Much of the Alfred Wegener Institute’s research is conducted in the inaccessible, ice-covered regions of the Arctic and Antarctic, making research aircraft indispensable. Currently the AWI relies on the research planes Polar 5 and Polar 6.
The two Basler BT-67 planes have been specially modified for flying under extreme polar conditions. Their landing gear, which combine skis and conventional tyres, allow them to land on and take off from concrete, gravel or snow. Thanks to de-icing systems, heating mats for the batteries and engines, and advanced navigation systems, the craft can even fly “blind” on instruments alone, safely land despite severe weather, and operate at temperatures down to -54 degrees Celsius.
AWI researchers use the aircraft to better understand processes at work in the polar regions, and to monitor and record interactions between the Earth’s crust, ice- and snow-covered areas, oceans and the atmosphere. Several times a year, Polar 5 and Polar 6 fly weeks-long expeditions in the Arctic and Antarctic.
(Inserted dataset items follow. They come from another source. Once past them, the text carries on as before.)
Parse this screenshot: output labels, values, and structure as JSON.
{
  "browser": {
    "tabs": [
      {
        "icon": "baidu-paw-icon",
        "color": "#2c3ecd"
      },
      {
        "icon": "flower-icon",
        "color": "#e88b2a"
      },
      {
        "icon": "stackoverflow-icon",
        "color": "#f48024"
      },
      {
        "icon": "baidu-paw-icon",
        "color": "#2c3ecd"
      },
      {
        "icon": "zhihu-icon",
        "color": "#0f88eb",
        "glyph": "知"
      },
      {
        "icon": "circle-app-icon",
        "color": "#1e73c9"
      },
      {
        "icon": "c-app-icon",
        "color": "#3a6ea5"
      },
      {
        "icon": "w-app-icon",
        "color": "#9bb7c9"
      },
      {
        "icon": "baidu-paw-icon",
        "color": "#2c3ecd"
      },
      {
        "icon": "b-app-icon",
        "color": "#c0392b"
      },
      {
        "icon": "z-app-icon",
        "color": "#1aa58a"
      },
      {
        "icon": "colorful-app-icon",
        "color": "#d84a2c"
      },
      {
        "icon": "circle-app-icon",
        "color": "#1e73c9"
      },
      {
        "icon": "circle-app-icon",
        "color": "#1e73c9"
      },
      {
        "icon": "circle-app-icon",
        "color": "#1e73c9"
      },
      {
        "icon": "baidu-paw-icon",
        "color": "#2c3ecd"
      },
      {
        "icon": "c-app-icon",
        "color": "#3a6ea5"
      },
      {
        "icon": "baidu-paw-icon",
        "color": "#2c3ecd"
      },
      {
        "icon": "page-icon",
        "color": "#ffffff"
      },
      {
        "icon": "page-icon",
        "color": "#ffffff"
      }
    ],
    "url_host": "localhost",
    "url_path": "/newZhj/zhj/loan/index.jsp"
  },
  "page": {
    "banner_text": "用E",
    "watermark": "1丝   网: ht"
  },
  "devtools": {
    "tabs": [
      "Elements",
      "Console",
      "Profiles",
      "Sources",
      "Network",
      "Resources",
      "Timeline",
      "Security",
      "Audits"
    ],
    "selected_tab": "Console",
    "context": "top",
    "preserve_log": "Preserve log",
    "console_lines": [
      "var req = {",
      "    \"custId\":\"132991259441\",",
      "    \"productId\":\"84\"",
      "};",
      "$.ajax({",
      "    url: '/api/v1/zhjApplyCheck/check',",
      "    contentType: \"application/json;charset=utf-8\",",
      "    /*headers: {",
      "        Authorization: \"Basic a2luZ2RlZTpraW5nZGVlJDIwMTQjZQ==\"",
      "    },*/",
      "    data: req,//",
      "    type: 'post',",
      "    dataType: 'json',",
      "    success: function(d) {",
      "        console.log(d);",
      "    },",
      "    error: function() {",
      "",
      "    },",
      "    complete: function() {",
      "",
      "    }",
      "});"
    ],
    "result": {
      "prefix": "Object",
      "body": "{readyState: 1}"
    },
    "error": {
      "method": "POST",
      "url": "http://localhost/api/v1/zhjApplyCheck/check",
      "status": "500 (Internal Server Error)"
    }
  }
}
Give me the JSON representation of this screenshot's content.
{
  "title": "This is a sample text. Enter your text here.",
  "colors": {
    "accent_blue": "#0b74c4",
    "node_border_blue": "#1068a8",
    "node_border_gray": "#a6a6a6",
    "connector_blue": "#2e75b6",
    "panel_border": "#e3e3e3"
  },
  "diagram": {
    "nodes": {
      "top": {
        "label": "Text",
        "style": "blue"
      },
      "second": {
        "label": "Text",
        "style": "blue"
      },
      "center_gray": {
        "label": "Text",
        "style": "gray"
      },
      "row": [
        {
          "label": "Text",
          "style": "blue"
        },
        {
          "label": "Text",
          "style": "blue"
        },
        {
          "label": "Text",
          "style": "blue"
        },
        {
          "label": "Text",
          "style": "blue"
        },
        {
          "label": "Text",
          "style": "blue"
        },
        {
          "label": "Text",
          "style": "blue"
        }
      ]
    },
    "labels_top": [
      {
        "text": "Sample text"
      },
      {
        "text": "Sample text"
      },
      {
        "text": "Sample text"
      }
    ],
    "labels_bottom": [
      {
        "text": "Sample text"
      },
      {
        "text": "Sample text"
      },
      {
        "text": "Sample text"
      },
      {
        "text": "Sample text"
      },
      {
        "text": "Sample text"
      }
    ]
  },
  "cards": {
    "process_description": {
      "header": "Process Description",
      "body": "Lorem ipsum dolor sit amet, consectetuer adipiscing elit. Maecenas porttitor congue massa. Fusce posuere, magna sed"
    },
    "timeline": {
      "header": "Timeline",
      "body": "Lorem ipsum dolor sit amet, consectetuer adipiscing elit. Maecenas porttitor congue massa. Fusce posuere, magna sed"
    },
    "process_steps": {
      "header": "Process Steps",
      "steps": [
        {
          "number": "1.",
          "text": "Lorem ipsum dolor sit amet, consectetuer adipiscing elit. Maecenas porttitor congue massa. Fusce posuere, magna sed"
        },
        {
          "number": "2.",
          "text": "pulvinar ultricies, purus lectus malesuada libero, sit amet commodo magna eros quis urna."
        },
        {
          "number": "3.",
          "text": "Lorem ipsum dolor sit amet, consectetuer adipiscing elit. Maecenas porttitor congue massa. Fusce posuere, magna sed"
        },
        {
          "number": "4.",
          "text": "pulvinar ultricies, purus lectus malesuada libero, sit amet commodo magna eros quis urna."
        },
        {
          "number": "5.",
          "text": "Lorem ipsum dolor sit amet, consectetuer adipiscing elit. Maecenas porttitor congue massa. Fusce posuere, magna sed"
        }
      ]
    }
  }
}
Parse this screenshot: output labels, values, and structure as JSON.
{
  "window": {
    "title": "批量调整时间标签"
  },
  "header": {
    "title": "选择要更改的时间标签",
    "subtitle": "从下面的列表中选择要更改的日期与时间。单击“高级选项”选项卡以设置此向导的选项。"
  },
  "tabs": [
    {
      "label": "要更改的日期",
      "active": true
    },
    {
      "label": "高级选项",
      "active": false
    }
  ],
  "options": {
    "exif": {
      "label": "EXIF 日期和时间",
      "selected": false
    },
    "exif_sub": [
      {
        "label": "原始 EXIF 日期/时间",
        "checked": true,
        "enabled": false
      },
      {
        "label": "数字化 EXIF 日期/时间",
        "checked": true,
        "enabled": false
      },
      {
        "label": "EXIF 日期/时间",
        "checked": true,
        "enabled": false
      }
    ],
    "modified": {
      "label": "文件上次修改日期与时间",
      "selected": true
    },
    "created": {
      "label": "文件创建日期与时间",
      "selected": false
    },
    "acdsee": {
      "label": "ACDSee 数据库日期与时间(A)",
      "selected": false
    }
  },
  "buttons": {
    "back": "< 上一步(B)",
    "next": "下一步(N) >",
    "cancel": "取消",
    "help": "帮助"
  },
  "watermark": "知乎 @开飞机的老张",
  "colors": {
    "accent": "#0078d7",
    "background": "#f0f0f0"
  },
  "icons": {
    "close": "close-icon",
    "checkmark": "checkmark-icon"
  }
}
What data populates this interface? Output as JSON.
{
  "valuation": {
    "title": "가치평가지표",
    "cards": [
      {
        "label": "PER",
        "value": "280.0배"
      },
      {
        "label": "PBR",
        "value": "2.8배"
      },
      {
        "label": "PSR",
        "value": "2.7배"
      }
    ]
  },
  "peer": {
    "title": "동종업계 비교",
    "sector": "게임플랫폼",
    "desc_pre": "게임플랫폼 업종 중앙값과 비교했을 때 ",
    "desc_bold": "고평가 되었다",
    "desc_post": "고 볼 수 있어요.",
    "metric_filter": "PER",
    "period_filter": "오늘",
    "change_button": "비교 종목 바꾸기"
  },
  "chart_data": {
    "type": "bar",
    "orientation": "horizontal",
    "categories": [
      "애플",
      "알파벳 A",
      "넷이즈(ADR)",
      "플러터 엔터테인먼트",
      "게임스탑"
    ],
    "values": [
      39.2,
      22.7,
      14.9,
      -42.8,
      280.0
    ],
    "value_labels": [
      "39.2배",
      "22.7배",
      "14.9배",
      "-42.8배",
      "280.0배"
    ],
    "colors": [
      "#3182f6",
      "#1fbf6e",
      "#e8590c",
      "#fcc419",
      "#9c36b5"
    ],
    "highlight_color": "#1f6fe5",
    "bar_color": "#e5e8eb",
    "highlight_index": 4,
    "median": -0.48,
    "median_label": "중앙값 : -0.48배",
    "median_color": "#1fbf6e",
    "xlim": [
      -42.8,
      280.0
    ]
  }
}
They carry on board a diverse range of scientific equipment, much of which was developed at the AWI. Depending on the purpose of the respective flight, equipment is supplemented or supplanted.
The planes are also vital to maintaining logistics between different international research stations in the Antarctic, where the AWI is an active member of the international DROMLAN Network – as part of this logistical partnership, Polar 5 and Polar 6 transport materials and staff between the various stations and are also on-call to render aid in case of emergencies.